For what value of K, $K{x^2} - 5x + K = 0$ will have real and equal roots?

Answer 1

Hint: Here, we will proceed by comparing the given quadratic equation with any general quadratic equation $a{x^2} + bx + c = 0$ and then we will be using the formula that $d = \sqrt {{b^2} - 4ac} = 0$ for two real and equal roots.

Complete step-by-step answer:
Given, quadratic equation is $K{x^2} - 5x + K = 0{\text{ }} \to {\text{(1)}}$
For any general quadratic equation $a{x^2} + bx + c = 0{\text{ }} \to {\text{(2)}}$ to have real and equal roots, the value of the discriminant must be equal to zero where discriminant is given by $d = \sqrt {{b^2} - 4ac} $
By comparing the given quadratic equation given by equation (1) with the general quadratic equation given by equation (2), we get
a=K, b=-5 and c=K
For real and equal roots, $\sqrt {{b^2} - 4ac} = 0{\text{ }} \to {\text{(3)}}$
By substituting the values of a, b and c in equation (3), we have
$
   \Rightarrow \sqrt {{{\left( { - 5} \right)}^2} - 4\left( K \right)\left( K \right)} = 0 \\
   \Rightarrow \sqrt {25 - 4{K^2}} = 0 \\
   \Rightarrow 25 - 4{K^2} = 0 \\
   \Rightarrow 4{K^2} = 25 \\
   \Rightarrow {K^2} = \dfrac{{25}}{4} \\
   \Rightarrow K = \pm \sqrt {\dfrac{{25}}{4}} \\
   \Rightarrow K = \pm \dfrac{5}{2} \\
 $
Therefore, the values of K for which the given quadratic equation will have equal and real roots are $K = \dfrac{5}{2}$ and $K = - \dfrac{5}{2}$.

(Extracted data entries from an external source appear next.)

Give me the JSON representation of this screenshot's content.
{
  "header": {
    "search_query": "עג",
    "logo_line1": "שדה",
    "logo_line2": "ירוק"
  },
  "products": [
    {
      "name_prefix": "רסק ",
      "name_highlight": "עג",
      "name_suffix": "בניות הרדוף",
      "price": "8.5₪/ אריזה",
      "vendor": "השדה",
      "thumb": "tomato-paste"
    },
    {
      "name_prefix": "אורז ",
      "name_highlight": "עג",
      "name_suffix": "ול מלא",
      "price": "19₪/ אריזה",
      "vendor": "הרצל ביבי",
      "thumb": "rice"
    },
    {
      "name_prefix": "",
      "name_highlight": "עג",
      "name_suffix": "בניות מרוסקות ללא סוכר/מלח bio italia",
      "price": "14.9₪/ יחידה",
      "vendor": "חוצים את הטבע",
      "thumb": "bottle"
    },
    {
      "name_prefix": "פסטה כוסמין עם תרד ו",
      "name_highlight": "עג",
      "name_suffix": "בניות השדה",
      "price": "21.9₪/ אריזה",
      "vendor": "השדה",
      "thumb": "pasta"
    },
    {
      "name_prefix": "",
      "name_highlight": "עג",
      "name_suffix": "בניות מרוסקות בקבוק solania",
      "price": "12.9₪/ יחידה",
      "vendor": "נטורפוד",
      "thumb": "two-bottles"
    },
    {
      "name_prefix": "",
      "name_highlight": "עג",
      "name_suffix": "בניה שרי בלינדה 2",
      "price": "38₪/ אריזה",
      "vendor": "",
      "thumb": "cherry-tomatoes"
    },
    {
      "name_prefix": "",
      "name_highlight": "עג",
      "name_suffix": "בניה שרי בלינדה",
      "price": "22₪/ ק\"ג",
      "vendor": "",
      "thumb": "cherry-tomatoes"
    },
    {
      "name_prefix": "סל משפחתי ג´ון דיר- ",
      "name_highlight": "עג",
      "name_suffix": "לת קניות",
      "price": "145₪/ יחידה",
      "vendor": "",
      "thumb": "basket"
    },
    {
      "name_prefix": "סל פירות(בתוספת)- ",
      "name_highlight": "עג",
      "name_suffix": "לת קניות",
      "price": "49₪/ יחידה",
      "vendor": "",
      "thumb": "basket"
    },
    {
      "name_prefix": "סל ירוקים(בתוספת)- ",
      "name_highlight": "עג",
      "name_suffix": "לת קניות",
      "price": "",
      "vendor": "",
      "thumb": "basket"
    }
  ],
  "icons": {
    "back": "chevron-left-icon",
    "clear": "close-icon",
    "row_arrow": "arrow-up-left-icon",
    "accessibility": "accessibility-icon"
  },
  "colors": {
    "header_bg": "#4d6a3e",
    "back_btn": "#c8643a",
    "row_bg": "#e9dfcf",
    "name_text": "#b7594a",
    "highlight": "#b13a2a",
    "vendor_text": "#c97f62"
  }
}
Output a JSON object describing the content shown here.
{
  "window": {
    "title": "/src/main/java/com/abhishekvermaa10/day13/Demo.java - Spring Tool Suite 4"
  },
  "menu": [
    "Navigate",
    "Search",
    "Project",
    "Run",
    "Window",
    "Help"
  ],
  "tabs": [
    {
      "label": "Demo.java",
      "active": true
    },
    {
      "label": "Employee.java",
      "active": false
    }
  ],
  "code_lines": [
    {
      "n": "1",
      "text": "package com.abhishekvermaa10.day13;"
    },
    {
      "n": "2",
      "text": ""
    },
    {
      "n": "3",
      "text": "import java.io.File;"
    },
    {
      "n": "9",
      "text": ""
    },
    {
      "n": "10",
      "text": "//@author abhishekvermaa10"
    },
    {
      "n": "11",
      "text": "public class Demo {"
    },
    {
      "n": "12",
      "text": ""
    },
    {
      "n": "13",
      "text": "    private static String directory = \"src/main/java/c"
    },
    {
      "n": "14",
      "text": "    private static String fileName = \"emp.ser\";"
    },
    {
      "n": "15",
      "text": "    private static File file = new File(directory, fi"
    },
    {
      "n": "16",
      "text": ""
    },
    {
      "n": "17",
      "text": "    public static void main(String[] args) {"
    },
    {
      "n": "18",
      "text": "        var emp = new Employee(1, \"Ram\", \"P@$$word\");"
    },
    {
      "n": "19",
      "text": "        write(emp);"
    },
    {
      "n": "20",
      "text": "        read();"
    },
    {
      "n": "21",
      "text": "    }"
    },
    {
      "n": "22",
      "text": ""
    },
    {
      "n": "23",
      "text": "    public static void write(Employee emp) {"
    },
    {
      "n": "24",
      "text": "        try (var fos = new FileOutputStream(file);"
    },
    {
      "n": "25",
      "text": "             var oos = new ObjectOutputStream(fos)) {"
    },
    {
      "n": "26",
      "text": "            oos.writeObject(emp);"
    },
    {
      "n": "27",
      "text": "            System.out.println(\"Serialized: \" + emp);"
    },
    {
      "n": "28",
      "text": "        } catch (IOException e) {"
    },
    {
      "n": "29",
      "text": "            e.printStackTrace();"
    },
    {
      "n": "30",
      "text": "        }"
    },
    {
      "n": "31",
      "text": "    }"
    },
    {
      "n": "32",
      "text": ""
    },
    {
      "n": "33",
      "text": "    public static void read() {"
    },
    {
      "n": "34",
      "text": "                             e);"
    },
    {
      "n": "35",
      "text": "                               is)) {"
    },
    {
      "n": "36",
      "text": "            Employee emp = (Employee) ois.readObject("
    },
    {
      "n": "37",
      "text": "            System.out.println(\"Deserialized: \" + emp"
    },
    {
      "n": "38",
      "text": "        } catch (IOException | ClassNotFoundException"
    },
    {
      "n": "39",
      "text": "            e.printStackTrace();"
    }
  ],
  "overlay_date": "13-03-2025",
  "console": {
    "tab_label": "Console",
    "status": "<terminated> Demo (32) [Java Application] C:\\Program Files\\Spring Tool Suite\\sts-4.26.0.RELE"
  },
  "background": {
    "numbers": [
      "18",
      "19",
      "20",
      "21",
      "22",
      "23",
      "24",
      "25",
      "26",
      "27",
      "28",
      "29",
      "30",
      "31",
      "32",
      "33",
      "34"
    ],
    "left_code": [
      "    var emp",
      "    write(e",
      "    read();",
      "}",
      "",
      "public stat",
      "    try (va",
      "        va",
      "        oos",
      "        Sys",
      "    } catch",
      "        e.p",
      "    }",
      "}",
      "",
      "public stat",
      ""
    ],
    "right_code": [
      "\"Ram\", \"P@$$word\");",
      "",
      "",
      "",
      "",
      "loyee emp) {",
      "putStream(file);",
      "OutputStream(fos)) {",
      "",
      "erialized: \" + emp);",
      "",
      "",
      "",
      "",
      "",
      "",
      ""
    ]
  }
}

Note: In this particular problem, if we were asked for the value of the real and equal root for the given quadratic equation then in that case we will use the discriminant method for finding the roots of any general equation $a{x^2} + bx + c = 0$ which is $x = \dfrac{{ - b \pm \sqrt {{b^2} - 4ac} }}{{2a}}$. Here, both the roots are real and equal so this formula is reduced to $x = \dfrac{{ - b}}{{2a}}$.